In chapter 5, “Postmilitära statusförskjutningar” [Post-military status displacements] the analysis is deepened with a particular focus on social and cultural status displacements. Deyevo and Dranske were subject to a material dismantling. Military equipment disappeared with the troops, and the buildings were subject to vandalism, increasing decay, and in some cases demolition. They represented the wrong historical period and were seen as unattractive. Viewed in the light of this status displacement and material dismantling, the memories of the inhabitants gain a particular meaning: Collective memories of a relatively satisfactory everyday life can be understood as a type of “reinstatement memories”. Cultural memories, that is, the history mediated via nonprofit museums and booklets on homestead history, function in a similar capacity.
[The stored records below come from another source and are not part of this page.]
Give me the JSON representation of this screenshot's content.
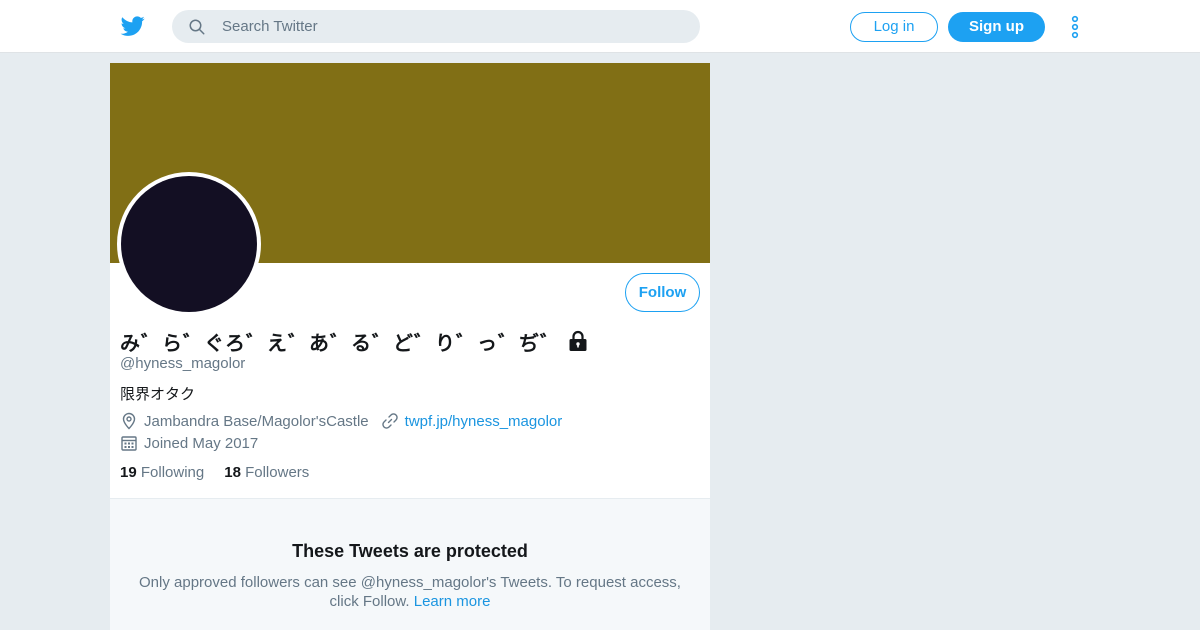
{
  "header": {
    "search_placeholder": "Search Twitter",
    "login_label": "Log in",
    "signup_label": "Sign up"
  },
  "profile": {
    "banner_color": "#816f15",
    "avatar_color": "#130f23",
    "display_name": "み゛ら゛ぐろ゛え゛あ゛る゛ど゛り゛っ゛ぢ゛",
    "handle": "@hyness_magolor",
    "bio": "限界オタク",
    "location": "Jambandra Base/Magolor'sCastle",
    "website": "twpf.jp/hyness_magolor",
    "joined": "Joined May 2017",
    "follow_label": "Follow",
    "following_count": "19",
    "following_label": "Following",
    "followers_count": "18",
    "followers_label": "Followers"
  },
  "protected_notice": {
    "title": "These Tweets are protected",
    "body": "Only approved followers can see @hyness_magolor's Tweets. To request access, click Follow.",
    "learn_more": "Learn more"
  },
  "colors": {
    "accent": "#1da1f2",
    "link": "#1b95e0",
    "page_bg": "#e6ecf0"
  },
  "icons": [
    "twitter-bird-icon",
    "search-icon",
    "more-vertical-icon",
    "lock-icon",
    "location-pin-icon",
    "link-icon",
    "calendar-icon"
  ]
}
Chapter 6, “Motsträviga rum” [Reluctant spaces] contains a discussion that sums up the dissertation. It commences with two important questions: What creates the gap between visionary plans and everyday practices? And what consequences might this gap have for people in lived space? The dissertation refers to critical research showing that Europe is on the way to becoming a Monotopia, since it is only certain parts of the past that are being defined as cultural heritage, that is, the aspects that have economic value as an attraction. Given that there is a risk that collective memories are at risk of exclusion, it is doubtful that a strong macro-regional identity is being created. Instead, there is a risk of “a type of cultural amnesia” (p. 155) and a widening gap between the planned and the perceived space. In order to create a socially sustainable society, planning must consider both “structural market forces and human values” (p.162). For the EU, this is an important task. Without consideration of peoples’ experiences and collective memories, no legitimacy is created: “Not until the targets and norms of the EU gain meaning and acceptance by people at a local, everyday level can they be implemented” (p. 167). The author thus turns a much needed, critical eye towards those political processes that risk leading to exclusion and cultural amnesia. ≈

+ Beate Feldmann Eellend: Visionära planer och vardagliga praktiker: Postmilitära landskap i Östersjö-området (Visionary plans and everyday practices: post-military landscapes in the Baltic Sea region). Acta Universitatis Stockholmiensis. Stockholm Studies in Ethnology 7, 2013. 157 pages, ill.